To solve the problem, we need to find the ratio of amplitudes of light waves when the ratio of intensities at the position of maxima and minima is given as 9:1 in Young's double slit experiment. ### Step-by-Step Solution: 1. **Understand the relationship between intensity and amplitude**: The intensity (I) of a wave is proportional to the square of its amplitude (A).

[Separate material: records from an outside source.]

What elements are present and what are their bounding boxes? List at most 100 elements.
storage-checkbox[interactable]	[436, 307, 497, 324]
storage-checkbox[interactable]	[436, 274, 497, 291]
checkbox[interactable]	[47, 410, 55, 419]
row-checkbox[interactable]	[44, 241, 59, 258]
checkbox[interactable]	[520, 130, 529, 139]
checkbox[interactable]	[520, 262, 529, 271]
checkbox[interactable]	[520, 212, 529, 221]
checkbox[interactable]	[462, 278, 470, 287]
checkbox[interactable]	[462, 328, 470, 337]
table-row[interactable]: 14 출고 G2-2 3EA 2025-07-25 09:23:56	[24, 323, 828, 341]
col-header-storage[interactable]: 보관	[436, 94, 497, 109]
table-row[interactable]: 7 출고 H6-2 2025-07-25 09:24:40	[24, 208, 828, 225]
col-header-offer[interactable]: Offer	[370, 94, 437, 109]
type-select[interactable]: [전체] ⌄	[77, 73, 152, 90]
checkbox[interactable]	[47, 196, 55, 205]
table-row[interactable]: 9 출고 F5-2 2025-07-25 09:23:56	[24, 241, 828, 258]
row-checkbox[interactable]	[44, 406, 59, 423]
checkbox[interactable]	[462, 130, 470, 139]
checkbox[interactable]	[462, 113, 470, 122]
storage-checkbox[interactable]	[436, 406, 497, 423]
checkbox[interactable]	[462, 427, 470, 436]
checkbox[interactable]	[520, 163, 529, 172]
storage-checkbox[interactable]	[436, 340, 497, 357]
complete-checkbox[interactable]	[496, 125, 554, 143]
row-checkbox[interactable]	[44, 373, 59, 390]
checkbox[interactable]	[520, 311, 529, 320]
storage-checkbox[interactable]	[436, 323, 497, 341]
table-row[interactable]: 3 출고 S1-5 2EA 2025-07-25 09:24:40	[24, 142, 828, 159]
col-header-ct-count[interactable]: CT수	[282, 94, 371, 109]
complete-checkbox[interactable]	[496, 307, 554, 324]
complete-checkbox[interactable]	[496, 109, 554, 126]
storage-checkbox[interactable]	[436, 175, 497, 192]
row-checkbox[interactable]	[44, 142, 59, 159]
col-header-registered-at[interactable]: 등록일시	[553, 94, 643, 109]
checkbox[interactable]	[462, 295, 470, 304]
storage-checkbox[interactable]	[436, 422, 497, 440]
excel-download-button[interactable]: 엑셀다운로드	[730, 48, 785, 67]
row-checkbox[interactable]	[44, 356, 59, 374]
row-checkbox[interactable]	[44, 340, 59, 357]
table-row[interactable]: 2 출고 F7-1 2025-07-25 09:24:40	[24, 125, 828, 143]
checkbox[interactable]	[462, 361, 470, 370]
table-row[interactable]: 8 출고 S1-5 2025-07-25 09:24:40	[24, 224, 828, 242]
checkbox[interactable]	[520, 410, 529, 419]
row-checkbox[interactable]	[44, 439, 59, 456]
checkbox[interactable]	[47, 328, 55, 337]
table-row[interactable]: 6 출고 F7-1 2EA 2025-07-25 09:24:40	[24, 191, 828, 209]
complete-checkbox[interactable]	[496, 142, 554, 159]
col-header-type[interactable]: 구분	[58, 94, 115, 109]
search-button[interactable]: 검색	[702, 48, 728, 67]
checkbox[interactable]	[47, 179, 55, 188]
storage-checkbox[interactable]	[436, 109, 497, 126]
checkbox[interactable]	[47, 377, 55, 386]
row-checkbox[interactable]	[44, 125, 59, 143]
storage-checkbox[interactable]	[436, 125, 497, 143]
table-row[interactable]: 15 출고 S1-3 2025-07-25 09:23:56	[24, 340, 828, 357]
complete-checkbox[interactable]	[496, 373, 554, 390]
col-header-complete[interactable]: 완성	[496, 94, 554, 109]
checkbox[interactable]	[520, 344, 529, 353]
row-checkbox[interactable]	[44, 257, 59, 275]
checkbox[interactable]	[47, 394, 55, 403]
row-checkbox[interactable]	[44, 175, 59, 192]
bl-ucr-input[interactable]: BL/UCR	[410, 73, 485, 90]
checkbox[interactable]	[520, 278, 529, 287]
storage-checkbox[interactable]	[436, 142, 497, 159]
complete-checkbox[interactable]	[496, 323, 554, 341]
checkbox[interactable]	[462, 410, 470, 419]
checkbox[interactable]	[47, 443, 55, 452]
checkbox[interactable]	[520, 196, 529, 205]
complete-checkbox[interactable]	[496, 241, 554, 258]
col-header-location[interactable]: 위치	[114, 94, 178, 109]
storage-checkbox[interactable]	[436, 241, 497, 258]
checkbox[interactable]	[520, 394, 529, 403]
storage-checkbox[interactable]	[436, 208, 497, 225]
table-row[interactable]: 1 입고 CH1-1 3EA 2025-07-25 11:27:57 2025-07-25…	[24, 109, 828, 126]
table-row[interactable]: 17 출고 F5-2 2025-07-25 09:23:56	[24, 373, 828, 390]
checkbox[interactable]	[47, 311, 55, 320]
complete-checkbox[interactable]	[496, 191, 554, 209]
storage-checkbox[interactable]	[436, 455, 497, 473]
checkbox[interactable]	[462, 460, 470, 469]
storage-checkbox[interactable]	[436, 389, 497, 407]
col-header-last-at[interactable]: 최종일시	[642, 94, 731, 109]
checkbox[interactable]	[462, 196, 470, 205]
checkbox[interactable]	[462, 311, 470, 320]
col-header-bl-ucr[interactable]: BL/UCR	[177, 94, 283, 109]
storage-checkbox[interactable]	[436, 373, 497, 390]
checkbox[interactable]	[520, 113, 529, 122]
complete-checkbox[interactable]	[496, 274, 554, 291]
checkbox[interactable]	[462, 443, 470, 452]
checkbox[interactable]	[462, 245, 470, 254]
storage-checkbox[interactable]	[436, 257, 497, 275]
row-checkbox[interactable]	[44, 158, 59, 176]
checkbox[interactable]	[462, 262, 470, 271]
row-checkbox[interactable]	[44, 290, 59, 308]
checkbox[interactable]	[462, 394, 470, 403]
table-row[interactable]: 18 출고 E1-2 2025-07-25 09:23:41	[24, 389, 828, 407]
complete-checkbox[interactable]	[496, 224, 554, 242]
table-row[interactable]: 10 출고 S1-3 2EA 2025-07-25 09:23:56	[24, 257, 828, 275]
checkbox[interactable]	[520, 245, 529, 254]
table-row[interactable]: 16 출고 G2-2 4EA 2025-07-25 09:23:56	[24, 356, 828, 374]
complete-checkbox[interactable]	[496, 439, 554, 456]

This can be expressed as: \[ I \propto A^2 \] 2. **Set up the equations for maxima and minima**: In Young's double slit experiment: - The intensity at maxima (\(I_{max}\)) is given by: \[ I_{max} = (A_1 + A_2)^2 \] - The intensity at minima (\(I_{min}\)) is given by: \[ I_{min} = (A_1 - A_2)^2 \] 3. **Write the ratio of intensities**: We are given that: \[ \frac{I_{max}}{I_{min}} = \frac{9}{1} \] 4. **Substitute the expressions for intensities**: Substituting the expressions for \(I_{max}\) and \(I_{min}\) into the ratio gives: \[ \frac{(A_1 + A_2)^2}{(A_1 - A_2)^2} = \frac{9}{1} \] 5. **Cross-multiply to eliminate the fraction**: This leads to: \[ (A_1 + A_2)^2 = 9(A_1 - A_2)^2 \] 6. **Take the square root of both sides**: Taking the square root gives: \[ \frac{A_1 + A_2}{A_1 - A_2} = 3 \] 7. **Cross-multiply again**: Cross-multiplying gives: \[ A_1 + A_2 = 3(A_1 - A_2) \] 8. **Expand and rearrange**: Expanding the right side: \[ A_1 + A_2 = 3A_1 - 3A_2 \] Rearranging terms gives: \[ A_1 + A_2 + 3A_2 = 3A_1 \] \[ 4A_2 = 2A_1 \] 9. **Solve for the ratio of amplitudes**: Dividing both sides by \(2A_1\) gives: \[ \frac{A_1}{A_2} = \frac{4}{2} = 2 \] Thus, the ratio of amplitudes is: \[ \frac{A_1}{A_2} = 2:1 \] ### Final Answer: The ratio of amplitudes of the light waves is \(2:1\).